Но люди, конечно, производят смысл совершенно в разной степени, по-разному. Это трагично, что некоторые люди не могут смыслопроизводить. Но тоже можно их и жалеть, и любоваться ими и завидовать им тоже в этом простом бытии. Но вот эти матросики, они производят смыслы в высшей степени. Их работа — это пребывание в смысле, а не просто рыбу грузить.

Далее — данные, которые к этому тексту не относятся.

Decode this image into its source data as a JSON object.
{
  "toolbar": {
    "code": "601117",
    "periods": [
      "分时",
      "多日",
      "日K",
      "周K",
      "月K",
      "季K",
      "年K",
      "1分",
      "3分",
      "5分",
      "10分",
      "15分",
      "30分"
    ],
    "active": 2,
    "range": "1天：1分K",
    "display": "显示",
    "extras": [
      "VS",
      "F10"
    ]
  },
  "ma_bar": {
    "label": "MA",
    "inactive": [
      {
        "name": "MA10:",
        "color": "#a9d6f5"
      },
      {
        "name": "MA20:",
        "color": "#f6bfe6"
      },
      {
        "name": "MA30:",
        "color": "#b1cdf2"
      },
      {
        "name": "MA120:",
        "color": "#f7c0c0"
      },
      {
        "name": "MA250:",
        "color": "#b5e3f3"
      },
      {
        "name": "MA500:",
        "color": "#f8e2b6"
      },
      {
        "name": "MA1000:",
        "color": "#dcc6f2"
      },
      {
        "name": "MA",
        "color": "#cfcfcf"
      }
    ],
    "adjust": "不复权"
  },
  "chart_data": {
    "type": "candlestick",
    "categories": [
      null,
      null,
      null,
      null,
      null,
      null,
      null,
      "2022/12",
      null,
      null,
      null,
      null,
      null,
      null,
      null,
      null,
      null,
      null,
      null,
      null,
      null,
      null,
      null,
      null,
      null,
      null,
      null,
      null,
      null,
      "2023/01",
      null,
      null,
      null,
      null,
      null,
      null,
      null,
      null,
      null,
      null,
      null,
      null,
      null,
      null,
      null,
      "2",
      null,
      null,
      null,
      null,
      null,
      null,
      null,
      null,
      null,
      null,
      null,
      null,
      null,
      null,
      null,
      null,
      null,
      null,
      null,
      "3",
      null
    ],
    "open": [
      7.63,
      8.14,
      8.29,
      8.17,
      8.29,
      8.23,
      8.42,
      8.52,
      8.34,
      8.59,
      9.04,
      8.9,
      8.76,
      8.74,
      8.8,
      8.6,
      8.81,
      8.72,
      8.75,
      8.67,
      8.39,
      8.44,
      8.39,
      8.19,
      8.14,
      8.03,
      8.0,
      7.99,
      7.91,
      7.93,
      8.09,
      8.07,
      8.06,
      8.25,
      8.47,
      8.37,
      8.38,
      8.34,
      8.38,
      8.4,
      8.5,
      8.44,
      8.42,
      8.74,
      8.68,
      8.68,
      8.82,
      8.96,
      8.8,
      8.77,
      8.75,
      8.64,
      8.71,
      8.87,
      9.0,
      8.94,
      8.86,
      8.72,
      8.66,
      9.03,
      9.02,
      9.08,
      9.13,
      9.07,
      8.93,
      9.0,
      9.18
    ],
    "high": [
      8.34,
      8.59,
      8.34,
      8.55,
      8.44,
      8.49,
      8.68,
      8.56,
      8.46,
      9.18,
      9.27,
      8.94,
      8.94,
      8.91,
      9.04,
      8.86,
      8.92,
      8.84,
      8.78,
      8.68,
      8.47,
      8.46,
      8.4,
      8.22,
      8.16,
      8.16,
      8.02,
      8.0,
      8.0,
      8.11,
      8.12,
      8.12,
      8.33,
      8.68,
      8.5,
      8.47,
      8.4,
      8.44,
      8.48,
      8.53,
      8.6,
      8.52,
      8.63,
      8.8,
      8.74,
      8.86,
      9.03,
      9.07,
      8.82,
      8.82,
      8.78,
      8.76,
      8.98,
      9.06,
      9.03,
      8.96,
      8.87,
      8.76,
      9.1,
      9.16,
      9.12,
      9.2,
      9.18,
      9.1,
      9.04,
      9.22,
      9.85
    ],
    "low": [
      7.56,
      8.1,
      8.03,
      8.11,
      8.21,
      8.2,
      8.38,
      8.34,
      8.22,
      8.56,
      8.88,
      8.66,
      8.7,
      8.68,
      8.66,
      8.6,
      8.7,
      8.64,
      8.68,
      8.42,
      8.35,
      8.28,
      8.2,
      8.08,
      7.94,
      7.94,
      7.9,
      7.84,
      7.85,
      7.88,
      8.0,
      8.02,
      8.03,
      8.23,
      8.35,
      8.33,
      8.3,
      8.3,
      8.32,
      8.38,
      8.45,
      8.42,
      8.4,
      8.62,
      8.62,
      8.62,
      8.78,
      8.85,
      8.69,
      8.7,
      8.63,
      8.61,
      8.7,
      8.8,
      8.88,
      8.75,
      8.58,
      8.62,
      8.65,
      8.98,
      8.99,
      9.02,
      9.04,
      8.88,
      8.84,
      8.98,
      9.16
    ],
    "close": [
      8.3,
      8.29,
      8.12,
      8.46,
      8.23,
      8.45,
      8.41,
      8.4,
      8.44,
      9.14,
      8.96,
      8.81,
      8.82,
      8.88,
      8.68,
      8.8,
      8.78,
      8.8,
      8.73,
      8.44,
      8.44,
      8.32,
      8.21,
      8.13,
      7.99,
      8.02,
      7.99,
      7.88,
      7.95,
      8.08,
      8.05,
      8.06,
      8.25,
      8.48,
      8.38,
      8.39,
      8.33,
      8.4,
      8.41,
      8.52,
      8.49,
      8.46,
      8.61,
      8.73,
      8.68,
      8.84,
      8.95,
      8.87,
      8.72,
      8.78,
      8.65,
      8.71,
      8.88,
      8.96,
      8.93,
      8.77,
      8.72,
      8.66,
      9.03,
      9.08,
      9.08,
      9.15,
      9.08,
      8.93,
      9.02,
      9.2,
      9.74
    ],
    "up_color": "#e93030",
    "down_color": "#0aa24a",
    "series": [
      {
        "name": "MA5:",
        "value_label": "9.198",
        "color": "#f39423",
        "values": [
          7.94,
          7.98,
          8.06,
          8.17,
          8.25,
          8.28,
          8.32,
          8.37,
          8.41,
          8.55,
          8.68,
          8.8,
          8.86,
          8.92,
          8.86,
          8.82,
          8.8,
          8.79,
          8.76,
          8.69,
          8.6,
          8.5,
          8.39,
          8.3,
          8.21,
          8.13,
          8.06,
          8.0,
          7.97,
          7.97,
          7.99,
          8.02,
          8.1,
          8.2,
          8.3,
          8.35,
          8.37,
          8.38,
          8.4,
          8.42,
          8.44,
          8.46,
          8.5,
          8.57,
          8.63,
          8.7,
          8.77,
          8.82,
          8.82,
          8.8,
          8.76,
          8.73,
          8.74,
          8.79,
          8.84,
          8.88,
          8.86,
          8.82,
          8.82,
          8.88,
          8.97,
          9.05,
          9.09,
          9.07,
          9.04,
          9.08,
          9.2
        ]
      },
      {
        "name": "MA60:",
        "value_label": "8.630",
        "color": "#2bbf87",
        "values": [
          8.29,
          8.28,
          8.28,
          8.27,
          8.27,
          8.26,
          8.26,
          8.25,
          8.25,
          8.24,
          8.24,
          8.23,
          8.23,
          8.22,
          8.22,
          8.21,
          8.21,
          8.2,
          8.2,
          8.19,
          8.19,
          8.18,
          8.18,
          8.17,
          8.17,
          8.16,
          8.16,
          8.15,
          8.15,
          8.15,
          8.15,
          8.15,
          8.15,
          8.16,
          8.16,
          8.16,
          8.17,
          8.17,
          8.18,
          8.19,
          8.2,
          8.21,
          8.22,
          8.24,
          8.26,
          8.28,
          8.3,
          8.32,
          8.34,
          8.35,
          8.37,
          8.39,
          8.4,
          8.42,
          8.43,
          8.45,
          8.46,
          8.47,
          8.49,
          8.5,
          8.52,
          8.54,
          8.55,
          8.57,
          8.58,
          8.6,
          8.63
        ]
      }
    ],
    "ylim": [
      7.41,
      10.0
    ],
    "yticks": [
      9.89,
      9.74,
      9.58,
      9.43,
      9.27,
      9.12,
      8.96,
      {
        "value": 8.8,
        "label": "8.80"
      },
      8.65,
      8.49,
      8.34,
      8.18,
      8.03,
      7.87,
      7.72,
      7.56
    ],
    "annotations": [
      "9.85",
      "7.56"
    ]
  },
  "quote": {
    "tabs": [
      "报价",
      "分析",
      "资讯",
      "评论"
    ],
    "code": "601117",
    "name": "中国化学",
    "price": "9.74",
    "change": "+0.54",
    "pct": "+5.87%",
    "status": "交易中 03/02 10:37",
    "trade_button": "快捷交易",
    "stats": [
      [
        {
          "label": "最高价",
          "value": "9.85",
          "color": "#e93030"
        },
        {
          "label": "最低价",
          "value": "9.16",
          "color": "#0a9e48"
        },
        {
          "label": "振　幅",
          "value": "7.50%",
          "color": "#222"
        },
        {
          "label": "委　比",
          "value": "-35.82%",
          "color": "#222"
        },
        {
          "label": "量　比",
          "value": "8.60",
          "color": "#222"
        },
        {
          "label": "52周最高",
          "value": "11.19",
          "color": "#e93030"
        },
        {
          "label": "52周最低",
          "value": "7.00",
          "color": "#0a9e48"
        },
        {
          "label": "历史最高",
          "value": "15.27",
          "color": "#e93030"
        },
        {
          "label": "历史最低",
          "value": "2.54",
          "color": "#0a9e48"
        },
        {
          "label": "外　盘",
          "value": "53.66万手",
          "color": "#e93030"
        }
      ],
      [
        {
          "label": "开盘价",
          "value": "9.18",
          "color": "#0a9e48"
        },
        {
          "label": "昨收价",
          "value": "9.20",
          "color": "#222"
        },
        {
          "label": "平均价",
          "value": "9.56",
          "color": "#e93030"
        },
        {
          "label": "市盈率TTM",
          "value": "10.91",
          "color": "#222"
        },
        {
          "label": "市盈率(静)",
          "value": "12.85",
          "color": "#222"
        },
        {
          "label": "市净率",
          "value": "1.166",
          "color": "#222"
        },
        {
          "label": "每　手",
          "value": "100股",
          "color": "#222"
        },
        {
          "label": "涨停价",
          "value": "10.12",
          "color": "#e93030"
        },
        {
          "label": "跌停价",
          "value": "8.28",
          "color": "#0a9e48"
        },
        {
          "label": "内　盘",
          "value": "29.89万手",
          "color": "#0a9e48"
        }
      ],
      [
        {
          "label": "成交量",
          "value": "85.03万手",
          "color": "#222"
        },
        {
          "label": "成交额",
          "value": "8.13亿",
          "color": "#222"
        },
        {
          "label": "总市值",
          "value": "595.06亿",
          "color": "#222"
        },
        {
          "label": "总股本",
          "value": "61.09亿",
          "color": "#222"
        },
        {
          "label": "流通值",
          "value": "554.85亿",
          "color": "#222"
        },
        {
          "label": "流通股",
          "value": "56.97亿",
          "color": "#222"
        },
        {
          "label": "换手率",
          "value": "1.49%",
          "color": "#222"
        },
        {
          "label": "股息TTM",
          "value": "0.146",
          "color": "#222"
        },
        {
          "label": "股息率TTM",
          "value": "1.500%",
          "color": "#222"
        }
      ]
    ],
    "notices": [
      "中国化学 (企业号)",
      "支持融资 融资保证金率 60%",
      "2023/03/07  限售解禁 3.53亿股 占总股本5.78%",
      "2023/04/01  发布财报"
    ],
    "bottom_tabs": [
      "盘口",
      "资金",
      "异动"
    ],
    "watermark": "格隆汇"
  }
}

В чем загадка этого рассказа? Работать — это не о пятилетке, понимаете? Это не о перевыполнении плана по сдаче рыбы, их работа в другом, их работа в пребывании. Пребывание в мире и на этом корабле тоже, потому что они в мире не смогут без корабля. И познают они там не законы эффективности труда, а познают они там тайну бытия. Вот это тайна производства смыслов. И с этими смыслами они живут, это тяжело. Тем более, что столько грусти в мире, конечно, они должны ее всю принять на себя, всех мертвых оплакать, «не вспоминай, не надо». И женщина, которая пела, ведь ее нет больше с ними, с этим вторым. И Чехов. Сколько боли, боли с этим Чеховым связано. Эта боль «зачем вы пришли сюда»? Это такая боль? Тебе-то вроде бы что, читай и наслаждайся. А они не могут отстраниться. Это их боль. И вот его личное, что Книппер-Чехова писателя избегала, и она к нему относилась так, хотя он мужем был ее, для них это боль. Везде сочувствие и боль.

И тут ты понимаешь одну вещь, как у Достоевского пронзительную, очень любимую мной мысль о том, что когда люди поймут, что Бога нет, они так любовно прижмутся друг к другу с таким сочувствием, так станут плакать друг у друга на груди о том, что они осиротели. И вот это здесь есть, вот это вот сиротство человеческое. Мироздание, то как они переживают его, и не свое даже сколько чужое, и каждого как они принимают в сердце свое, это просто поразительно.